Isolation and characterizaion of renin processing enzyme from renin granule

肾素颗粒中肾素加工酶的分离和表征

• 批准号: 04670567
• 负责人: IKEDA Masaharu
• 金额: $ 1.28万
• 依托单位: University of Occupational & Environmental Health
• 依托单位国家: 日本
• 项目类别: Grant-in-Aid for General Scientific Research (C)
• 财政年份: 1992
• 资助国家: 日本
• 起止时间: 1992 至 1993
• 项目状态: 已结题
• 来源: https://kaken.nii.ac.jp/en/grant/KAKENHI-PROJECT-04670567/
• 关键词: Renin; Prorenin; Processing; Renin Granule; Subtilisin; プレセシング

Processing mechanism of prorenin to renin is still controversial. It is postulated that renin is synthesized and processed in the rough endoplasmic reticulum and the Golgi complex and stored in the renin granules and secreted by exocytosis. Recently several processing enzymes which process prohormones or protein precursors were found and identified as intrinsic processing enzymes.The purpose of this study was to clarify the nature of the intrinsic renin processing enzyme in the subcellular fraction of the kidney cortex.

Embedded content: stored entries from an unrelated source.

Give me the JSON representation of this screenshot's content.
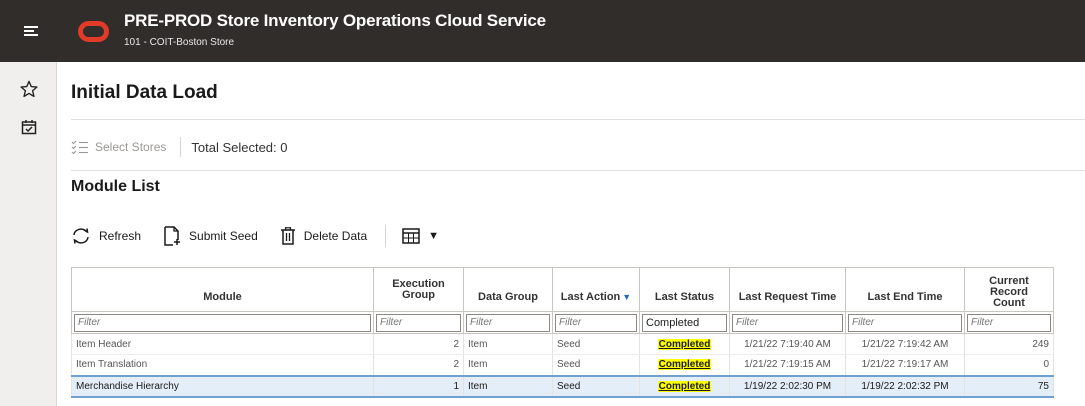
{
  "header": {
    "title": "PRE-PROD Store Inventory Operations Cloud Service",
    "subtitle": "101 - COIT-Boston Store",
    "brand_color": "#e03a28"
  },
  "rail": {
    "items": [
      {
        "icon": "star-icon"
      },
      {
        "icon": "calendar-check-icon"
      }
    ]
  },
  "page": {
    "title": "Initial Data Load",
    "select_stores_label": "Select Stores",
    "total_selected": "Total Selected: 0",
    "section_title": "Module List"
  },
  "toolbar": {
    "refresh_label": "Refresh",
    "submit_seed_label": "Submit Seed",
    "delete_data_label": "Delete Data",
    "column_menu_caret": "▼"
  },
  "table": {
    "headers": {
      "module": "Module",
      "execution_group_1": "Execution",
      "execution_group_2": "Group",
      "data_group": "Data Group",
      "last_action": "Last Action",
      "last_status": "Last Status",
      "last_request_time": "Last Request Time",
      "last_end_time": "Last End Time",
      "current_record_count_1": "Current",
      "current_record_count_2": "Record",
      "current_record_count_3": "Count"
    },
    "filters": {
      "placeholder": "Filter",
      "last_status_value": "Completed"
    },
    "rows": [
      {
        "module": "Item Header",
        "execution_group": "2",
        "data_group": "Item",
        "last_action": "Seed",
        "last_status": "Completed",
        "last_request_time": "1/21/22 7:19:40 AM",
        "last_end_time": "1/21/22 7:19:42 AM",
        "count": "249"
      },
      {
        "module": "Item Translation",
        "execution_group": "2",
        "data_group": "Item",
        "last_action": "Seed",
        "last_status": "Completed",
        "last_request_time": "1/21/22 7:19:15 AM",
        "last_end_time": "1/21/22 7:19:17 AM",
        "count": "0"
      },
      {
        "module": "Merchandise Hierarchy",
        "execution_group": "1",
        "data_group": "Item",
        "last_action": "Seed",
        "last_status": "Completed",
        "last_request_time": "1/19/22 2:02:30 PM",
        "last_end_time": "1/19/22 2:02:32 PM",
        "count": "75"
      }
    ]
  }
}
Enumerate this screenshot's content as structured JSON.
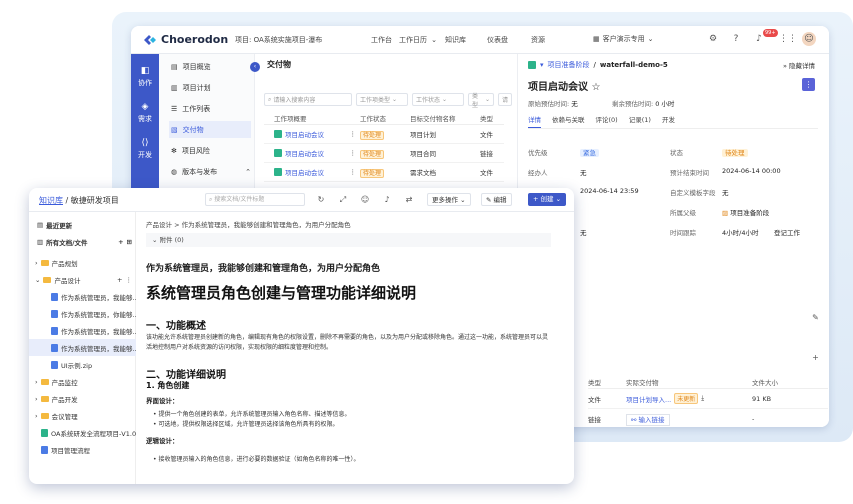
{
  "back": {
    "logo": "Choerodon",
    "project": "项目: OA系统实施项目-瀑布",
    "topnav": [
      "工作台",
      "工作日历",
      "知识库",
      "仪表盘",
      "资源"
    ],
    "client": "客户演示专用",
    "badge": "99+",
    "rail": [
      "协作",
      "需求",
      "开发"
    ],
    "subnav": [
      "项目概览",
      "项目计划",
      "工作列表",
      "交付物",
      "项目风险",
      "版本与发布"
    ],
    "deliv_title": "交付物",
    "filters": {
      "search": "请输入搜索内容",
      "type": "工作项类型",
      "status": "工作状态",
      "kind": "类型",
      "search2": "请"
    },
    "table": {
      "headers": [
        "工作项概要",
        "工作状态",
        "目标交付物名称",
        "类型"
      ],
      "rows": [
        {
          "name": "项目启动会议",
          "status": "待处理",
          "target": "项目计划",
          "type": "文件"
        },
        {
          "name": "项目启动会议",
          "status": "待处理",
          "target": "项目合同",
          "type": "链接"
        },
        {
          "name": "项目启动会议",
          "status": "待处理",
          "target": "需求文档",
          "type": "文件"
        }
      ]
    },
    "detail": {
      "crumb1": "项目准备阶段",
      "crumb2": "waterfall-demo-5",
      "hide": "隐藏详情",
      "title": "项目启动会议",
      "meta_label1": "原始预估时间:",
      "meta_val1": "无",
      "meta_label2": "剩余预估时间:",
      "meta_val2": "0 小时",
      "tabs": [
        "详情",
        "依赖与关联",
        "评论(0)",
        "记录(1)",
        "开发"
      ],
      "f_priority": "优先级",
      "v_priority": "紧急",
      "f_status": "状态",
      "v_status": "待处理",
      "f_handler": "经办人",
      "v_handler": "无",
      "f_est_end": "预计结束时间",
      "v_est_end": "2024-06-14 00:00",
      "v_time": "2024-06-14 23:59",
      "f_custom": "自定义模板字段",
      "v_custom": "无",
      "f_parent": "所属父级",
      "v_parent": "项目准备阶段",
      "v_none3": "无",
      "f_track": "时间跟踪",
      "v_track": "4小时/4小时",
      "v_log": "登记工作",
      "act_headers": [
        "类型",
        "实际交付物",
        "文件大小"
      ],
      "act_rows": [
        {
          "type": "文件",
          "name": "项目计划导入...",
          "tag": "未更新",
          "size": "91 KB"
        },
        {
          "type": "链接",
          "name": "输入链接",
          "size": "-"
        },
        {
          "type": "",
          "name": "",
          "size": "-"
        }
      ]
    }
  },
  "front": {
    "crumb_root": "知识库",
    "crumb_sep": "/",
    "crumb_name": "敏捷研发项目",
    "search": "搜索文档/文件标题",
    "more": "更多操作",
    "edit": "编辑",
    "create": "创建",
    "tree": {
      "recent": "最近更新",
      "all": "所有文档/文件",
      "items": [
        {
          "label": "产品规划",
          "kind": "folder"
        },
        {
          "label": "产品设计",
          "kind": "folder"
        },
        {
          "label": "作为系统管理员，我能够...",
          "kind": "doc"
        },
        {
          "label": "作为系统管理员，你能够...",
          "kind": "doc"
        },
        {
          "label": "作为系统管理员，我能够...",
          "kind": "doc"
        },
        {
          "label": "作为系统管理员，我能够...",
          "kind": "doc"
        },
        {
          "label": "UI示例.zip",
          "kind": "doc"
        },
        {
          "label": "产品监控",
          "kind": "folder"
        },
        {
          "label": "产品开发",
          "kind": "folder"
        },
        {
          "label": "会议管理",
          "kind": "folder"
        },
        {
          "label": "OA系统研发全流程项目-V1.0...",
          "kind": "doc-g"
        },
        {
          "label": "项目管理流程",
          "kind": "doc"
        }
      ]
    },
    "content": {
      "crumb": "产品设计 > 作为系统管理员，我能够创建和管理角色，为用户分配角色",
      "attach": "附件 (0)",
      "subtitle": "作为系统管理员，我能够创建和管理角色，为用户分配角色",
      "title": "系统管理员角色创建与管理功能详细说明",
      "s1": "一、功能概述",
      "p1": "该功能允许系统管理员创建新的角色，编辑现有角色的权限设置，删除不再需要的角色，以及为用户分配或移除角色。通过这一功能，系统管理员可以灵活地控制用户对系统资源的访问权限，实现权限的细粒度管理和控制。",
      "s2": "二、功能详细说明",
      "s2_1": "1. 角色创建",
      "ui": "界面设计：",
      "ui1": "提供一个角色创建的表单，允许系统管理员输入角色名称、描述等信息。",
      "ui2": "可选地，提供权限选择区域，允许管理员选择该角色所具有的权限。",
      "logic": "逻辑设计：",
      "logic1": "接收管理员输入的角色信息，进行必要的数据验证（如角色名称的唯一性）。"
    }
  }
}
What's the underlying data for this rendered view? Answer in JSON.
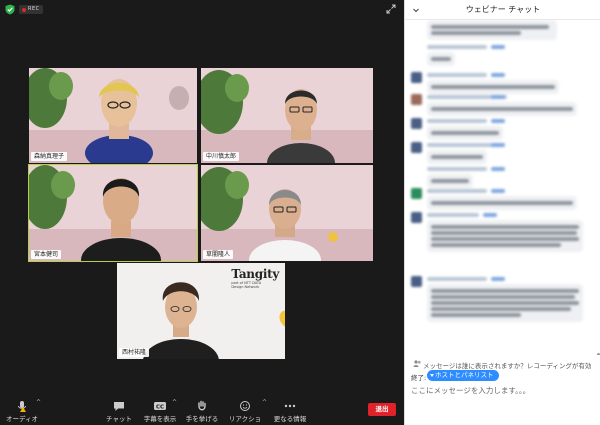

Generally prohormone convertases or protein precursor processing enzymes were reported to a common catalytic domain homologous to that of the subtilisin serine protease family.Hence in the first step of the present study, we investigated whether subtilisin per se can process prorenin to renin. When radiolabelled[^<35>S]-human recombinant prorenin was incubated with subtilisin BNP^-, human recombinant prorenin which showed a molecular weight of 43,000 dalton was cleaved … More to renin, a molecular weight of 38,000 dalton. In addition, when semipurified human amniotic prorenin(or inactive renin) was incubated with subtilisin, we confirmed the activation of prorenin by subtilisin by detection of active renin which was quantitated by a specific immunoradiometric assay system. These results indicate that subtilisin per se can process and activate prorenin to active form.In the next study, we investigated whether renin granule fraction of the kidney can process recombinant human prorenin to renin by cleaving prosegment of the prorenin. Human prorenin (molecular weight 43,000) was cleaved to renin (molecular weight 38,000) by renin granule fraction. This result suggests that renin granule fraction contained prorenin processing enzyme. In this study, we tried to isolate the prorenin processing enzyme from renin granule fraction, but we could noto isolate or identified prorenin processing enzyme in the renin granule because of loss of activity probably due to its lability during isolation. Less

prorenin到肾素的加工机制仍然存在争议。据推测，肾素是在粗糙的内质网和高尔基体配合物中合成和处理的，并储存在肾素颗粒中，并被胞吞作用分泌。最近，发现了几种加工性激素或蛋白质前体的加工酶，并将其鉴定为内在加工酶。本研究的目的是阐明肾脏皮质亚细胞分数中固有的肾素加工酶的性质。通常，据报道了与枯草酶蛋白SE蛋白酶家族同源的常见催化结构域的蛋白转化酶或蛋白质前体加工酶。因此，在本研究的第一步中，我们研究了枯草脂本质上是否可以在肾素上加工前肾蛋白。当放射性标记的[^<35> s] - 人类重组prorenin与枯草蛋白酶bnp^ - 孵育时，人类重组prorenin显示出43,000 dalton的分子量，裂解了43,000个dalton…更多地到肾素，一种分子量，一种分子量，分子量为38,000 Dalton。此外，当将半纯化的人羊膜释蛋白（或非活性肾素）与枯草酶一起孵育时，我们通过检测活性肾蛋白来证实prorenin通过枯草素的激活，该肾素通过特定的免疫放射测定系统定量。这些结果表明，枯草素本身可以处理并激活prorenin至活性形式。在下一项研究中，我们研究了肾脏的肾素颗粒分数是否可以通过切割prose摄影来处理重组人的prorenin，从而将肾素处理为肾素。肾素颗粒馏分将人prorenin（分子量43,000）裂解至肾素（分子量38,000）。该结果表明，肾素颗粒分数含有prorenin加工酶。在这项研究中，我们试图从肾素颗粒的分数中分离出prorenin的加工酶，但是由于活性损失可能是由于其在分离过程中的衰退，因此无法分离或鉴定肾素颗粒中的prorenin加工酶。较少的

项目成果

"Active and Inactive Renin After Exercise" Eur J Appl Physiol. 65. 331-334 (1992)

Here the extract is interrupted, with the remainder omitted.